In the original cut of the 1983 film, after Vader succumbs to his wounds on the second Death Star and Luke flees to escape the core meltdown, he joins his fellow rebels on Endor during their victory and the presumed fall of the Galactic Empire. In the final scene, he peers off into the distance where he sees the force ghosts of Yoda (Frank Oz), Obi-Wan (Alec Guinness), and now, Anakin (Sebastian Shaw) joining them. Since the amended Special Edition in 2004, Lucas replaced him with younger Anakin actor Hayden Christensen. He would go on to play him in Attack of the Clones (2002) and Revenge of the Sith (2005). Witwer, who provided the voice for Maul in The Clone Wars, Rebels, and the live-action film Solo (2018), revealed the loose end in the form of the dialogue was supposed to take place on the series finale of TCW on Disney+.
"Lucas explained that when you're a Jedi and you think of your friends, you can sort of touch them in the Force," Witwer said. "You can just kinda reach out and think of your friend, and you get a good feeling. You know that they're out there. And you look out in the starlit sky, and there's stars out there and every one of them is a Jedi. And when the Empire starts taking over, one by one the stars start winking out, until Order 66, 'Boom', almost all of them are gone at once. And when Ahsoka reaches out to touch her friend Anakin, he's gone. She doesn't sense Anakin Skywalker out there. He is no longer there, so her assumption is he's dead. He was killed. So that idea that Anakin Skywalker died when he did in Revenge of the Sith was also built into the Clone Wars series and into George's understanding of how the Force works and how these things work."

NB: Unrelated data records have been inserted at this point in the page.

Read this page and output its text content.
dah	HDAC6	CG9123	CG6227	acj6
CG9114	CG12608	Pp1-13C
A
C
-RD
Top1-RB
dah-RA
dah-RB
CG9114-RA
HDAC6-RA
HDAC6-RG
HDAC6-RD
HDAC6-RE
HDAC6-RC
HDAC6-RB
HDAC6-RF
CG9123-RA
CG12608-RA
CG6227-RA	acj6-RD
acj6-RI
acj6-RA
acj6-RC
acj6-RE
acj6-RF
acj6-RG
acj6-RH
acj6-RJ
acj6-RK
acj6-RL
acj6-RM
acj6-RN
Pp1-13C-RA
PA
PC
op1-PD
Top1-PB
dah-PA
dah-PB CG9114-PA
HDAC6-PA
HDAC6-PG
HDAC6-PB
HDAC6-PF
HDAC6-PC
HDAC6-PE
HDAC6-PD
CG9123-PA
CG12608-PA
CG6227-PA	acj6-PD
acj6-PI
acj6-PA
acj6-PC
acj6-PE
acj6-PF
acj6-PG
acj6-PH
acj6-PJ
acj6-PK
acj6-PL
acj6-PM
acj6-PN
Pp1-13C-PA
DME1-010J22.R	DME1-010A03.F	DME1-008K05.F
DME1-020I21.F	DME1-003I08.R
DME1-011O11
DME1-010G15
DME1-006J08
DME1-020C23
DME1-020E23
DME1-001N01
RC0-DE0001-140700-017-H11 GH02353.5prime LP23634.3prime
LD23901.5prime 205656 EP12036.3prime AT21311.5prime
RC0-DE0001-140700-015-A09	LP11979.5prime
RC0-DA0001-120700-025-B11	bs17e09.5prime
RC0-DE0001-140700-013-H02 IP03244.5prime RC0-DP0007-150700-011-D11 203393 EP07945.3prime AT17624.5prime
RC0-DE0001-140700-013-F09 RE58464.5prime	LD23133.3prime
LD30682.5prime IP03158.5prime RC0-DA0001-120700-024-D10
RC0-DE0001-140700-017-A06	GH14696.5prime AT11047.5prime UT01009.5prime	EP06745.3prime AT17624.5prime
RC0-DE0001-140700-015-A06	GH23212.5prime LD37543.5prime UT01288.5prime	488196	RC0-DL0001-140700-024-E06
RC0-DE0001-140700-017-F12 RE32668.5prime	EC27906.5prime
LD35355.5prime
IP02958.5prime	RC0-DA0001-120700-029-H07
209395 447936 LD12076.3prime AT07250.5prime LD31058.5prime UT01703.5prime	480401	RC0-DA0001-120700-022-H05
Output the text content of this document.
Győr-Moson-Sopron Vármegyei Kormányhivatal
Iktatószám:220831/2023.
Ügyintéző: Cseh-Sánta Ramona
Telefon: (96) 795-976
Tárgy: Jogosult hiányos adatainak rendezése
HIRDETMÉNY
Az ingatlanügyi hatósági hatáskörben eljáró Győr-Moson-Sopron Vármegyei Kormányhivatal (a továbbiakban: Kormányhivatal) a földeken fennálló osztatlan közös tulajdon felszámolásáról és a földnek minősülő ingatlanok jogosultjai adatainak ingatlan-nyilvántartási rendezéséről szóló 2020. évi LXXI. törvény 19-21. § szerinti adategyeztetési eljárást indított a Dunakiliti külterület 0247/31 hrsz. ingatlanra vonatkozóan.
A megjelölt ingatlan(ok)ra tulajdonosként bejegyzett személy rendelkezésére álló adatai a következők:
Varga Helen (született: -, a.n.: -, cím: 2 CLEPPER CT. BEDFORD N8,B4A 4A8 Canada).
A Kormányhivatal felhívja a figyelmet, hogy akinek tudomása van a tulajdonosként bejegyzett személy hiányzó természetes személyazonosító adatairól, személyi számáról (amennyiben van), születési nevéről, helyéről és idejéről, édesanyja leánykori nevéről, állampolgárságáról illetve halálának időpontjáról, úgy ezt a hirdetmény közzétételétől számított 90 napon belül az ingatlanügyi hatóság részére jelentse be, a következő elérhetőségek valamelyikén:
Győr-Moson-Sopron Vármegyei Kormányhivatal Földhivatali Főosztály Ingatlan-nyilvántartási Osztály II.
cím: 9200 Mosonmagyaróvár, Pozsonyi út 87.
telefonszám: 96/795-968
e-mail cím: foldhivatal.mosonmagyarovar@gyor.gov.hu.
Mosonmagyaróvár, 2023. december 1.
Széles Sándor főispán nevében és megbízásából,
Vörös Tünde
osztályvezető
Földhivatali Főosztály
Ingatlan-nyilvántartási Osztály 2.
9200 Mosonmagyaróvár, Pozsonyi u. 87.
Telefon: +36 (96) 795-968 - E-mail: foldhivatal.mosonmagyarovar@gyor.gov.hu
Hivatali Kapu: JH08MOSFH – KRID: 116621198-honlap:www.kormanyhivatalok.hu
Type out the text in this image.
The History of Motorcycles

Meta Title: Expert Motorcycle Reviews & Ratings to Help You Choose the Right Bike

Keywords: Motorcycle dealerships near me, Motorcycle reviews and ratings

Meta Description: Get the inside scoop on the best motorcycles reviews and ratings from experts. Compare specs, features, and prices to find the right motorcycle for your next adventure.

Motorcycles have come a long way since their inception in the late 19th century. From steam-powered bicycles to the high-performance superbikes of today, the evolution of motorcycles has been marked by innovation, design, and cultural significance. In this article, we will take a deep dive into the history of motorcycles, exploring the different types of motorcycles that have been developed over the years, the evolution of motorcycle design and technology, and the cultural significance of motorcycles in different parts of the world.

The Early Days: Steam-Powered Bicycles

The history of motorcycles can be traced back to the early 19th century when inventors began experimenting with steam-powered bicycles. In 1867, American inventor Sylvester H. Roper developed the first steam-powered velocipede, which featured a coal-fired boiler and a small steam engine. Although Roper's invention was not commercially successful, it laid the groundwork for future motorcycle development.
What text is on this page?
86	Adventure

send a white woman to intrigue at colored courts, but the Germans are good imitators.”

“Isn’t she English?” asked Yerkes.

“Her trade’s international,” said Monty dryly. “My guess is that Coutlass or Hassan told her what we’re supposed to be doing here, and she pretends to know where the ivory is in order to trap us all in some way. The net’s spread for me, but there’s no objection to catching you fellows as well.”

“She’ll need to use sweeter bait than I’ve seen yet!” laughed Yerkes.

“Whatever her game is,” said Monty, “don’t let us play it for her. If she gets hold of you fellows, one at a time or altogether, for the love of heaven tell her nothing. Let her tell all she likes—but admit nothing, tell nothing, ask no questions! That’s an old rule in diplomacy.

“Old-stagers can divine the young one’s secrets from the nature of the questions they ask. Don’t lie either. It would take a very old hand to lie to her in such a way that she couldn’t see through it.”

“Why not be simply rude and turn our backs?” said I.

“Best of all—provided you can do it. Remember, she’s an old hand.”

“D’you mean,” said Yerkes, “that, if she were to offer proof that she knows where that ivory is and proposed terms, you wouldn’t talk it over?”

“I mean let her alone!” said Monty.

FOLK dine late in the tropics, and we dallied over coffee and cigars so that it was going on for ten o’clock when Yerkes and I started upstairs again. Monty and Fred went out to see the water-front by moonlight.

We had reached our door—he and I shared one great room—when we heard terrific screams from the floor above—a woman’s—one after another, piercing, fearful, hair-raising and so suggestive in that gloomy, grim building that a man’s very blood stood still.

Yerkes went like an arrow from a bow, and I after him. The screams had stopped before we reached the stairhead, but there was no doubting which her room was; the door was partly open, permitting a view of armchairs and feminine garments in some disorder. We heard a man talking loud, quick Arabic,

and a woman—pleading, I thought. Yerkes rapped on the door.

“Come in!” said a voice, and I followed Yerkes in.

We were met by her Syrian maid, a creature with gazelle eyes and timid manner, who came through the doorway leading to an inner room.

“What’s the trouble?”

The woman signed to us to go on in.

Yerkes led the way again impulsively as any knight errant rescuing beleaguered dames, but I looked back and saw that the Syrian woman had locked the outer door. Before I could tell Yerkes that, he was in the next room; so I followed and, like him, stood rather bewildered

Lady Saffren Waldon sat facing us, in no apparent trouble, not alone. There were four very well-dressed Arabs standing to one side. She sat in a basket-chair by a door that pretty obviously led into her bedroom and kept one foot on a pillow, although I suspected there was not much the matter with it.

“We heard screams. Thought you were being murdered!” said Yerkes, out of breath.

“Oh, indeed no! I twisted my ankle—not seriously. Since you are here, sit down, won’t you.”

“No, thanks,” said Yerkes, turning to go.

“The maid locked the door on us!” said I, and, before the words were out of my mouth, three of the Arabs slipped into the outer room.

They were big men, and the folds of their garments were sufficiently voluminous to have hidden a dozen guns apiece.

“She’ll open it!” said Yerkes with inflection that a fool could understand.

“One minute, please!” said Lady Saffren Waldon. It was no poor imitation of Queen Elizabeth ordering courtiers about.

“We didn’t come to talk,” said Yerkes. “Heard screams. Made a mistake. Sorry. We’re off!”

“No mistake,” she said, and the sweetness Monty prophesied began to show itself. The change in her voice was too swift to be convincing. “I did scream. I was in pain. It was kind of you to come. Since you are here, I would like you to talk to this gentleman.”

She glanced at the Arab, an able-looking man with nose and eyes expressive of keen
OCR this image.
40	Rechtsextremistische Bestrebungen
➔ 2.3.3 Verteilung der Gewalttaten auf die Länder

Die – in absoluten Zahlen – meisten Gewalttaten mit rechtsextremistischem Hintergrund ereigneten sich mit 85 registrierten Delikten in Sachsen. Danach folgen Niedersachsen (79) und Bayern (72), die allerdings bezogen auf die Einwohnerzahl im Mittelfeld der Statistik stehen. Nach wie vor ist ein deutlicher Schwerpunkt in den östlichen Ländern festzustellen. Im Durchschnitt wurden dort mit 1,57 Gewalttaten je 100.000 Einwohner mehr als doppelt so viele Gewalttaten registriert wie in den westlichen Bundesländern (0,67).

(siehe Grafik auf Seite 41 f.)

So in other words, when you turn to the Dark Side, you cease to exist in your natural state and your time in the light represents the way the Force sees you. "Ultimately, with all these bad guys, the further down into the dark path that they go, the more they become a caricature of themselves. I mean if you look at Darth Vader, the sweep of his helmet is a mockery of Anakin's hairstyle. His robes are like a mockery of what Anakin's Jedi robes were. Even Darth Maul becomes a twisted mockery with spider legs and all kinds of weird stuff. Palpatine is completely an evil caricature of Senator Palpatine," Witwer explained.
"The darker they go, it's like if you never hear the word 'no' from anyone or you refuse hearing the word 'no' from any other human being, you're no longer living in the real world, and suddenly you start behaving very strangely and start living this strange Howard Hughes type thing, except Star Wars and the dark side. So the idea that Anakin became a different person, that's part of the DNA all the way back from these movies and all the way through the Clone Wars, all the way through the prequels, all that stuff. It's fun, interesting stuff to think about." The final season of Star Wars: The Clone Wars is available to stream on Disney+.